As part of the unfunded Space Act Agreement, NASA and SpaceX signed a letter detailing their intention to explore the feasibility of boosting the Hubble Space Telescope into a higher orbit with the Dragon spacecraft without costing the government anything. This study is intended to help NASA understand the commercial possibilities of a servicing mission rather than conduct or fund one. This study was proposed by SpaceX in conjunction with Polaris Program in order to understand better the technical challenges involved in servicing missions. There is no exclusivity in this study, and other companies might propose similar studies with different rockets or spacecraft to model their study.
SpaceX Dragon and Hubble spacecraft technical data will be collected during the study, which is expected to take up to six months. The data will be used to determine whether the telescope can safely rendezvous, dock, and move into a more stable orbit. In NASA’s Science Mission Directorate in Washington, Thomas Zurbuchen, associate administrator for the Science Mission Directorate, described this study as a great example of what’s possible through private-public partnerships. “As our fleet grows, we want to explore a wide range of opportunities to support the most robust, superlative science missions possible.”
It will be Hubble and Dragon that will be used for this study, but parts of the mission concept may also be applicable to other spacecraft, especially those in near-Earth orbit. The Hubble space telescope has been operating since 1990, about 335 miles above Earth, in an orbit that is slowly degrading over time. By boosting Hubble into a higher, more stable orbit, its lifespan could be extended by several years. Hubble will be de-orbited or disposed of safely after its lifetime has ended.
Jessica Jensen, SpaceX’s vice president of Customer Operations & Integration, said, “SpaceX and the Polaris Program want to explore how commercial partnerships can be used to solve complex, challenging problems.” In order to achieve our goal of becoming a space-faring, multiplanetary civilization, missions like servicing Hubble would assist us in expanding our space capabilities.
A big reason for Hubble’s success is its high altitude, which removes a lot of effects hindering ground-based observers. Because ultraviolet light is blocked by gases such as ozone in the upper atmosphere, ultraviolet astronomy is nearly impossible from the ground. It is because of this, as well as the lack of turbulent air currents that Hubble is able to capture some of the sharpest and most detailed images of the Universe.
Space photographs taken by Hubble always show us how an object looked a long time ago. As a result of the long distance from which light travels, light takes time to reach its destination.
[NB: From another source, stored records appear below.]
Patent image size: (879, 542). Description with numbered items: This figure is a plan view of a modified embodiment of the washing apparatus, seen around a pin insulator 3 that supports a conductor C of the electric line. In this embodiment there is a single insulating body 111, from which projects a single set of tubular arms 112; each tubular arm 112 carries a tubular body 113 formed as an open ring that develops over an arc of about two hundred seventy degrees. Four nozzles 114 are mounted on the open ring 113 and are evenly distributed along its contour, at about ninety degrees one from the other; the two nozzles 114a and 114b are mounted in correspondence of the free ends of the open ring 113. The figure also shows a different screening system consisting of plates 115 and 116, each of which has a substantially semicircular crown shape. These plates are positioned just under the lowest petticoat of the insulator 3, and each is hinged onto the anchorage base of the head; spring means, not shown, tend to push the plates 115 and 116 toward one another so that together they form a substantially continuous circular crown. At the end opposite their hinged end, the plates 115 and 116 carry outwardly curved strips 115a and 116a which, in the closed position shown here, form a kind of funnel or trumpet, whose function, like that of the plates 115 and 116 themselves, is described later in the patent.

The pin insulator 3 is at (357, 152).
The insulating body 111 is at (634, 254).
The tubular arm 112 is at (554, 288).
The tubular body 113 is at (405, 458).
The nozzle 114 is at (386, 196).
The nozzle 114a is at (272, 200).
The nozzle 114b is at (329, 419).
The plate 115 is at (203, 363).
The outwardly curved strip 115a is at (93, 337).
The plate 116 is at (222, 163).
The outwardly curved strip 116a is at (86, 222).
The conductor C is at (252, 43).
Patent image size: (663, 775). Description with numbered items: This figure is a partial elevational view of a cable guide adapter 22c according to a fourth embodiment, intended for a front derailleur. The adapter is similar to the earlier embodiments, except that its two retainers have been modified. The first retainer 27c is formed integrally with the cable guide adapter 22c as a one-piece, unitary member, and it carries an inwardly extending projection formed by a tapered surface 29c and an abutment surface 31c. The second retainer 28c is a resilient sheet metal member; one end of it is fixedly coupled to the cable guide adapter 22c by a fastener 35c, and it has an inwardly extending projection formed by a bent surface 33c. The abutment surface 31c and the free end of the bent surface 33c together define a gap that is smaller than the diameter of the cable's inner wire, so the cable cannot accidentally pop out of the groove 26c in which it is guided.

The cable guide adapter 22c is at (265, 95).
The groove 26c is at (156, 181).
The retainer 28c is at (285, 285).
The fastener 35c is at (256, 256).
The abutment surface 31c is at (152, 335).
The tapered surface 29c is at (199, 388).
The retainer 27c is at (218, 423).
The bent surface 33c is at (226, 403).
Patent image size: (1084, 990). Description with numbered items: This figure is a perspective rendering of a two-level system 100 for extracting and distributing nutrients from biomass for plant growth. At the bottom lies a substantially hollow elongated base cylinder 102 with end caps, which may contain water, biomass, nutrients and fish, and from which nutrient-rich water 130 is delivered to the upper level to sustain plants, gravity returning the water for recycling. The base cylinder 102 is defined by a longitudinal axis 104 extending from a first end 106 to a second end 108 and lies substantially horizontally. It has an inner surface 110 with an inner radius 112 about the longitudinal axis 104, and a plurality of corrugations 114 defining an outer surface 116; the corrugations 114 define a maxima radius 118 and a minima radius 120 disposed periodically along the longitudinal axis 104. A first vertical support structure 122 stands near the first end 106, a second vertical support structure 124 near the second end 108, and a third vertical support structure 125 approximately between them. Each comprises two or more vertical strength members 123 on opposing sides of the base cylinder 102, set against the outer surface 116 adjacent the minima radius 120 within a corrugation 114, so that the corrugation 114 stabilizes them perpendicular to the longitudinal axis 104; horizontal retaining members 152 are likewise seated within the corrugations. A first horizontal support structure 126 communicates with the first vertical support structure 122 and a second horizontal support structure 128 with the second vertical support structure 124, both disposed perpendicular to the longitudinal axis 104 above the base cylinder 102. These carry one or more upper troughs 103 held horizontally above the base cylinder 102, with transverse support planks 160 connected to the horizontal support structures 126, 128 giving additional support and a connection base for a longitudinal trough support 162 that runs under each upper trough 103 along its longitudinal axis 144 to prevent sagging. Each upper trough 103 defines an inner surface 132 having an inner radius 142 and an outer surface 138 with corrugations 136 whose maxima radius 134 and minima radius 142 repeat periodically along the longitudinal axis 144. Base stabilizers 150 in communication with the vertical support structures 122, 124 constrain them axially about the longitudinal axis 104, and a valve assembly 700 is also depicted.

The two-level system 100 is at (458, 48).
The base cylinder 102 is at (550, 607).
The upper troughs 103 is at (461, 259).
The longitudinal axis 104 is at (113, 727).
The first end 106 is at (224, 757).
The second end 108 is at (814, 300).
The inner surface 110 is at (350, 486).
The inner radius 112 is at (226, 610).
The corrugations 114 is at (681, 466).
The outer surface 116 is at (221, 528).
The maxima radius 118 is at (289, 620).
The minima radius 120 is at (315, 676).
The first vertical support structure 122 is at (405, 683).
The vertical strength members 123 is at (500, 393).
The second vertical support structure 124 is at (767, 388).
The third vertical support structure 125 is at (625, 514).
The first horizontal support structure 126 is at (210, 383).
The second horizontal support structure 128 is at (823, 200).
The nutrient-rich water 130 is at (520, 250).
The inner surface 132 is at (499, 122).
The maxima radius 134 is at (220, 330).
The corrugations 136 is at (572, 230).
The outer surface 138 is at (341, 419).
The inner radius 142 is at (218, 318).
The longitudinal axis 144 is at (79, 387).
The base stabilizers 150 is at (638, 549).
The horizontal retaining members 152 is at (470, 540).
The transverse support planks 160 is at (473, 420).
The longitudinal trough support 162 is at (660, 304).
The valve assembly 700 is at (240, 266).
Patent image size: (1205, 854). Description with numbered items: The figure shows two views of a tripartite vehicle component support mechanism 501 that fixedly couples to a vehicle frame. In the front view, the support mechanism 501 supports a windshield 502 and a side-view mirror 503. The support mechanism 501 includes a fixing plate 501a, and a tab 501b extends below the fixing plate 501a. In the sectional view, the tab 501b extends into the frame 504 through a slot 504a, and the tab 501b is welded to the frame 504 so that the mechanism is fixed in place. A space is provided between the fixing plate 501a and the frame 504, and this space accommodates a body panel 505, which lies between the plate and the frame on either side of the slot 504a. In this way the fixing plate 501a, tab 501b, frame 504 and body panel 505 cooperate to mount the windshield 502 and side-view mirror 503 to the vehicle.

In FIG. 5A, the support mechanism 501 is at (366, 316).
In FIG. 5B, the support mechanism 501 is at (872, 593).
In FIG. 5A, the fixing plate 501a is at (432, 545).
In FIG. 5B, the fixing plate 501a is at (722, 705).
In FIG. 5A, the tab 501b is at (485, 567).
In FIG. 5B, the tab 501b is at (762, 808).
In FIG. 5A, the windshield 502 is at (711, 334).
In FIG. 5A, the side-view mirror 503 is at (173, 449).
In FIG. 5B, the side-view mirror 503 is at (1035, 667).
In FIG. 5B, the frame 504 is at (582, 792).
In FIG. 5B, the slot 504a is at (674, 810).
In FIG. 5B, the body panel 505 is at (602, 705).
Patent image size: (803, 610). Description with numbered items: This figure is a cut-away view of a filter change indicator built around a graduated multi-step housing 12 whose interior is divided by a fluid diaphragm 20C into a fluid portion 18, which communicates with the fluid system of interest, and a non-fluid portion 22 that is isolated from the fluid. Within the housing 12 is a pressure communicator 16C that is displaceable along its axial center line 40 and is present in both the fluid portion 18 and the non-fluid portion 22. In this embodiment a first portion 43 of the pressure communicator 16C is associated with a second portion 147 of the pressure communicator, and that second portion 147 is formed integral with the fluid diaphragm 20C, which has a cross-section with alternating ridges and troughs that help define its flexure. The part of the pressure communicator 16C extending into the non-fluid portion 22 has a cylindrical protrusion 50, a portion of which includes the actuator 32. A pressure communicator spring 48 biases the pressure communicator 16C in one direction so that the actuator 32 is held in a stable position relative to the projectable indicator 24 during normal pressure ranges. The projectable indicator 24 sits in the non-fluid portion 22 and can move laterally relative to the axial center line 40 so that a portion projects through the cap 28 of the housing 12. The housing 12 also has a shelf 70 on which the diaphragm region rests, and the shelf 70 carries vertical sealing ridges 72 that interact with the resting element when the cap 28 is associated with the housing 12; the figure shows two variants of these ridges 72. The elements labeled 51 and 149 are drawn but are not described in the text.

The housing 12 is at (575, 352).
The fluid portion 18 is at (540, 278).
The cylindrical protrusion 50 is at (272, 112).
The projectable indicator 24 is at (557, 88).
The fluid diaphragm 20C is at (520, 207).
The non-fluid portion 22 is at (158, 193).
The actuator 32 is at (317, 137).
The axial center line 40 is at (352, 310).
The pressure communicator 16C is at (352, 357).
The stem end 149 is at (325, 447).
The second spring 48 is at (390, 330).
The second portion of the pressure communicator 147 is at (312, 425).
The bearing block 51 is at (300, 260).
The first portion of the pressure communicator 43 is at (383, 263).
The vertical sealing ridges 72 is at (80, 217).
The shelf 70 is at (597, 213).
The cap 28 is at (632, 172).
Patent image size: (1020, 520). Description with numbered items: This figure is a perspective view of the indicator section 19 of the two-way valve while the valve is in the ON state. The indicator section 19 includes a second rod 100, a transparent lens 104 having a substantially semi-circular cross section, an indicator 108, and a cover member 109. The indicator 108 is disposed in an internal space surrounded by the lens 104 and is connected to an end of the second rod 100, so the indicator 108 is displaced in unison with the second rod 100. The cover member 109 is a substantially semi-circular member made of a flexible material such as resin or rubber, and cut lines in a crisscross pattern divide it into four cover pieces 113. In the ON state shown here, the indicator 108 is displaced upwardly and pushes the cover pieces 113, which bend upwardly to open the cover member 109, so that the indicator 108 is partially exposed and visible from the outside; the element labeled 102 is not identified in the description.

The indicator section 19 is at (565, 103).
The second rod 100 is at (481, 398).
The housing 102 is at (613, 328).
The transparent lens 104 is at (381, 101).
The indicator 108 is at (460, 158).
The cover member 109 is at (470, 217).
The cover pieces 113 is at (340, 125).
A great example of this is the Andromeda Galaxy, our closest galactic neighbor. When we observe it, we look at it as it was almost 2.5 million years ago. Therefore, telescopes like Hubble and James Webb are like time machines that help us study the history of the universe.
The following are some of the major contributions made by Hubble to science. With the help of Hubble, scientists have calculated the universe’s age to be roughly 13 billion years old, three times as old as the Earth. In addition to that, data gathered by the Hubble space telescope enabled scientists to determine the rate at which the universe is expanding. The legendary space telescope has also found that almost every major galaxy is anchored by a black hole located at the center. Hubble also discovered two moons of Pluto, Nix, and Hydra, and helped create a three-dimensional map of dark matter.